We give the massic latent heat of fusion of ice \(L_f\), its density \(\rho\) and its thermal conductivity \(\lambda\).
The thermal capacity of ice is supposed to be negligible.
Let \(h(t)\) be the height of ice at time \(t\).
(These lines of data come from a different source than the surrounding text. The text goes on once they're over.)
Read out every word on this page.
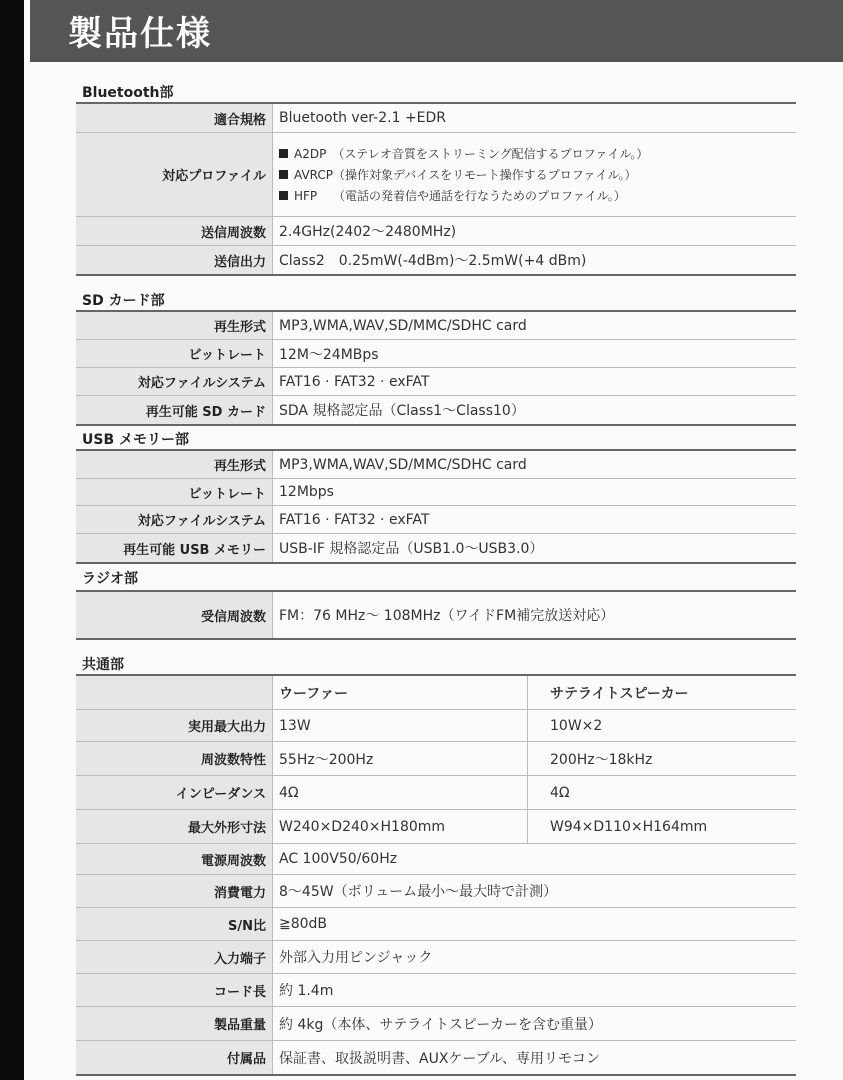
製品仕様
Bluetooth部
適合規格 Bluetooth ver-2.1 +EDR
対応プロファイル
A2DP　（ステレオ音質をストリーミング配信するプロファイル。）
AVRCP（操作対象デバイスをリモート操作するプロファイル。）
HFP　 （電話の発着信や通話を行なうためのプロファイル。）
送信周波数 2.4GHz(2402〜2480MHz)
送信出力 Class2　0.25mW(-4dBm)〜2.5mW(+4 dBm)
SD カード部
再生形式 MP3,WMA,WAV,SD/MMC/SDHC card
ビットレート 12M〜24MBps
対応ファイルシステム FAT16 · FAT32 · exFAT
再生可能 SD カード SDA 規格認定品（Class1〜Class10）
USB メモリー部
再生形式 MP3,WMA,WAV,SD/MMC/SDHC card
ビットレート 12Mbps
対応ファイルシステム FAT16 · FAT32 · exFAT
再生可能 USB メモリー USB-IF 規格認定品（USB1.0〜USB3.0）
ラジオ部
受信周波数 FM：76 MHz〜 108MHz（ワイドFM補完放送対応）
共通部
ウーファー	サテライトスピーカー
実用最大出力 13W	10W×2
周波数特性 55Hz〜200Hz	200Hz〜18kHz
インピーダンス 4Ω	4Ω
最大外形寸法 W240×D240×H180mm	W94×D110×H164mm
電源周波数 AC 100V50/60Hz
消費電力 8〜45W（ボリューム最小〜最大時で計測）
S/N比 ≧80dB
入力端子 外部入力用ピンジャック
コード長 約 1.4m
製品重量 約 4kg（本体、サテライトスピーカーを含む重量）
付属品 保証書、取扱説明書、AUXケーブル、専用リモコン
At \(t=0\), \(h(0)=0\).
Question
Establish the differential equations which have \(T(z)\) and \(h(t)\) as solutions.
Solve them and determine \(h(t)\).
Solution
The heat equation in the ice :
\(\rho c\frac{{\partial T}}{{\partial t}} = \lambda \frac{{{\partial ^2}T}}{{\partial {z^2}}}\)
So if we suppose that \(c\) is almost \(0\) :
\(\frac{{{\partial ^2}T}}{{\partial {z^2}}} \approx 0\)
So :
\(T(z,t) = {T_a} + \frac{{{T_F}-{T_a}}}{{h(t)}}z\)
We make the approximation of the quasi-stationary mode.
The heat flow in the ice is due to its solidification, that is to say, between \(t\) and \(t+dt\) :
\(j(z,t) = - \lambda \frac{{\partial T}}{{\partial z}} = - \frac{{\lambda ({T_F}-{T_a})}}{{h(t)}}\)
So :
\(- \frac{{\lambda ({T_F}-{T_a})}}{{h(t)}}Sdt = - {L_F}dm = - \rho Sdh{L_F}\)
That is to say :
\(\frac{{\lambda ({T_F}-{T_a})}}{{h(t)}}Sdt = \rho Sdh{L_F}\)
And :
\(hdh = \frac{{\lambda ({T_F}-{T_a})}}{{\rho {L_F}}}dt\)
After integration :
\(h = \sqrt {\frac{{2\lambda ({T_F}-{T_a})}}{{\rho {L_F}}}\;t}\)